There are obviously other accuracy problems with diabolo pellets that have nothing to do with hitting things or interference with gas. I have watched pellets spiral downrange through my scope and I know many of you have as well. This is obviously a pellet that is unstable, but it is unstable in a very consistent way. It’s almost like a baseball pitcher throwing a curveball, except I never heard of a curveball curving up. Maybe a knuckleball with control? That goes against the definition of the knuckleball. The point is — I don’t know why pellets do it and I’m not about to make something up.
My main point
I haven’t said this yet, but here is what I have been leading up to. I think the diabolo pellet design is so flexible that its accuracy potential far exceeds that of any bullet. Yes there are points at which a given pellet will be at its best — just as there are for bullets. But I think a heavyweight pellet like an H&N Baracuda Match can be reasonably accurate when leaving the muzzle of a Diana 27 at 400 f.p.s. and also exiting at 800 f.p.s. from a more powerful air rifle. You aren’t ever going to see anything like that range with bullets.
And here is why it matters. Some company will claim that their big bore air rifle gets up to 900 foot-pounds of energy, but we all know that to do it the rifle will have to shoot the longest pure lead bullet that can be loaded! It probably won’t even hit the target at 50 yards, because the heavier the bullet is, the slower it goes. And the slower it goes, the slower it spins.
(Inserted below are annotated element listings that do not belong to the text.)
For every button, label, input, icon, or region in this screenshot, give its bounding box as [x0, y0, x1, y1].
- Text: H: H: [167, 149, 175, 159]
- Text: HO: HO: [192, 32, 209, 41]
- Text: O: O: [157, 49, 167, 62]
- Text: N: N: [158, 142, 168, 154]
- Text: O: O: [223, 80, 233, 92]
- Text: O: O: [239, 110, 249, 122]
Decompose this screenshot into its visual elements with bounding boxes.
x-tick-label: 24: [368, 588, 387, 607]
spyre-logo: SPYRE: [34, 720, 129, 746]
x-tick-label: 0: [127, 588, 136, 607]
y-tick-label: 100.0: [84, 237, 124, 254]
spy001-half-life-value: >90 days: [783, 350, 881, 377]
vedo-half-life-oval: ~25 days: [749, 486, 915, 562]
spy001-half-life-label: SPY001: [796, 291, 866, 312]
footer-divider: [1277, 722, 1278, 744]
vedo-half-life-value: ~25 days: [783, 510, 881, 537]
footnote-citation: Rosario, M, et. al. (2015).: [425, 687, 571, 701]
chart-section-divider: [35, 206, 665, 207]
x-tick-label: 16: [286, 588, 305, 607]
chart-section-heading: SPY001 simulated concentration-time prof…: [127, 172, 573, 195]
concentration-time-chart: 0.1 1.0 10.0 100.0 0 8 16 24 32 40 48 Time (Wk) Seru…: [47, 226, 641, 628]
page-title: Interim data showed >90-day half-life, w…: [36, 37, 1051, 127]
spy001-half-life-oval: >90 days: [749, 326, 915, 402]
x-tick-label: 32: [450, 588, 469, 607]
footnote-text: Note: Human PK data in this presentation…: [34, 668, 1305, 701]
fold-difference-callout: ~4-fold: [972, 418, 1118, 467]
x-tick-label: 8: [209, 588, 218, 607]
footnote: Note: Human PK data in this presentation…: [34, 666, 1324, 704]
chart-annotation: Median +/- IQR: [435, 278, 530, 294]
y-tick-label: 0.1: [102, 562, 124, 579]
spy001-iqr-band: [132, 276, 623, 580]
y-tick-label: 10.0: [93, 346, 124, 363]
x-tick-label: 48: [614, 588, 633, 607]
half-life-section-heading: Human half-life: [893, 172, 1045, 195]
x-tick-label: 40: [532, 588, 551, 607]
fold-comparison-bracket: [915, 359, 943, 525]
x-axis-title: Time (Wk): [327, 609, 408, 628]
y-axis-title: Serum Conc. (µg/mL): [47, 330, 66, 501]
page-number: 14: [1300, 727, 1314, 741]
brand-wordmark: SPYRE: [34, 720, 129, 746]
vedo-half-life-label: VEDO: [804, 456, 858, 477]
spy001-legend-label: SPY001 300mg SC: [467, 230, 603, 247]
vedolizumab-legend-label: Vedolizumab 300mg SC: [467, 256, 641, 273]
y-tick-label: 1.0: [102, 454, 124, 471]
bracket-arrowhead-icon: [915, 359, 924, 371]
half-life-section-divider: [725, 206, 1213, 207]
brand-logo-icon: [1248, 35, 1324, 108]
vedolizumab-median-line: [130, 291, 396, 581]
Yet the longer and heavier a bullet is, the faster it needs to spin to stabilize. With bullets — longer and heavier is the enemy of stability, unless there is high velocity — which is exactly what an air rifle doesn’t have!
And THAT, my friends, is why I keep insisting that we call a bullet a bullet — so the guys on their couches will wake up and smell the instability, instead of shopping by the numbers!
But our little friend the diabolo pellet gives us a warm cuddle of forgiveness, no matter what we shoot him in. I’m toying with a second experiment of shooting light and heavy pellets in a number of rifles to compare the results. I haven’t worked out all the details of such a test yet, so I will be interested in your thoughts.
What I’m saying today is that the diabolo pellet design gives airgunners a much broader range of tolerance than bullets do. We “get away” with shooting pellets that are not well-suited to the guns we shoot them in.
Yes the diabolo design means a shorter distance, due to how soon the pellets slow down. That dynamic changes the entire shooting situation and makes 100 yards a thrilling long distance for airgunners, where for bullets 100 yards is just a warmup for the real thing.
Here is what I am NOT saying. I am not saying that heavy pellets and light pellets are equally accurate in the same airgun. They obviously are not equally accurate and, yes, certain pellets will always be the best in certain airguns. I’m just saying that with diabolo pellets we airgunners have a lot more flexibility.